GNOME Character Map is a program that allows you to select ASCII characters. With GNOME Character Map, you can also use high ASCII characters that you cannot type with your keybord. It's similar to Microsoft Windows' Character Map. The difference is that Gnome Character Map is better ;-)

Why did I write GNOME Character Map? Because there wasn't such a program available for Linux, until now. When I write documents, sometimes I want to use special characters like an E-circumflex. To do that, I have to write a program that prints all ASCII characters to stdout and copy the character to clipboard. I like the Windows' Character Map, because it's easy and fast to use. So I wrote one myself for Linux.

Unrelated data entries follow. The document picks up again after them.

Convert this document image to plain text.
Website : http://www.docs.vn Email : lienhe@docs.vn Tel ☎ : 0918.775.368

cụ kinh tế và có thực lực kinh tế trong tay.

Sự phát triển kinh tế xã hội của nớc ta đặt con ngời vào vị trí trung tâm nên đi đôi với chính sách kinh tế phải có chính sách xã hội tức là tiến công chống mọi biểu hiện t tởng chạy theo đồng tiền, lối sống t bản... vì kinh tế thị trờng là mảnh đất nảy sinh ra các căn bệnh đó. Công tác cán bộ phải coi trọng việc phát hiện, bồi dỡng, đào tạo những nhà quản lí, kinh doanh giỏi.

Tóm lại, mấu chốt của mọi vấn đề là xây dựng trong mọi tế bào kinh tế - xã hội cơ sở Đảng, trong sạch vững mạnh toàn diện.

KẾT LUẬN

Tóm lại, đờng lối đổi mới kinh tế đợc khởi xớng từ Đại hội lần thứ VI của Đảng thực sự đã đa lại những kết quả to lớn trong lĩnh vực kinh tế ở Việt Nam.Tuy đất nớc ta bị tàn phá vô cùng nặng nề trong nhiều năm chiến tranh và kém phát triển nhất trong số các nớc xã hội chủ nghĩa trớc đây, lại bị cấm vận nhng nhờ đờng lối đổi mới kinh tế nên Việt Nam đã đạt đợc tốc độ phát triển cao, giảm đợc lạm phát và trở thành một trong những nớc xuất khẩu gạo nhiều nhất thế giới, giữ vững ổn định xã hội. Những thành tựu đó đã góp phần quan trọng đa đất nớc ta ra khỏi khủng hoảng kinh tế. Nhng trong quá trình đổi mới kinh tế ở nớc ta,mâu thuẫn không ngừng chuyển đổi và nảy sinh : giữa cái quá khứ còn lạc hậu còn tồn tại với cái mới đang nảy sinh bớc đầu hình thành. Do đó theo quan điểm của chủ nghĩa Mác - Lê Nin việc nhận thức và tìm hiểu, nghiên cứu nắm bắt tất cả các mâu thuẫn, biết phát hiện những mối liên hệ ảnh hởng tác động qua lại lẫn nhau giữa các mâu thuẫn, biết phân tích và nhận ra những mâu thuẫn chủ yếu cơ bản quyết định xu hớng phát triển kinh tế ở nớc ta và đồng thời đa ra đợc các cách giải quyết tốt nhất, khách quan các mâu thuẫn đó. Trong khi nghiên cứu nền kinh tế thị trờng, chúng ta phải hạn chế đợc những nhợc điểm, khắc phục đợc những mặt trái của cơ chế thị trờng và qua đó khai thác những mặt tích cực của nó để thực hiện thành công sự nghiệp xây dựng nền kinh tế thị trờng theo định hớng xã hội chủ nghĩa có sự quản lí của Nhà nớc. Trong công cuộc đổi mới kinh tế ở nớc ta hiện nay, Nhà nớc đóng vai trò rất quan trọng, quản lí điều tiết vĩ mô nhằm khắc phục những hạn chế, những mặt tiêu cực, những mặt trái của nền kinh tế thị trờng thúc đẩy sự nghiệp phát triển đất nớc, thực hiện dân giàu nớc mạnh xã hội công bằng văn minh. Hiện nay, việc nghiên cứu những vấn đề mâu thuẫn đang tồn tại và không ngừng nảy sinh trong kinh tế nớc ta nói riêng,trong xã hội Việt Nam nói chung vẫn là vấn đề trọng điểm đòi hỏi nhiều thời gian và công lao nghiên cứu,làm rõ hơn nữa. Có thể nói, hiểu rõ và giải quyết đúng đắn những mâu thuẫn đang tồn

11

NoteCross-Platform Support
 

GNOME Character Map will also work in other Unix platforms like FreeBSD, Solaris, etc. because GNOME Character Map's source code is completely ANSI and POSIX compliant. It should be possible to compile it on Win32 without any changes, but I'm not sure.

To run GNOME Character Map, select GNOME Character Map from the Utilities submenu of the Main Menu, or type gcharmap on the command line.

GNOME Character Map is included in the gnome-utils package, which is part of the GNOME desktop environment. This document describes version 1.1.0 of GNOME Character Map.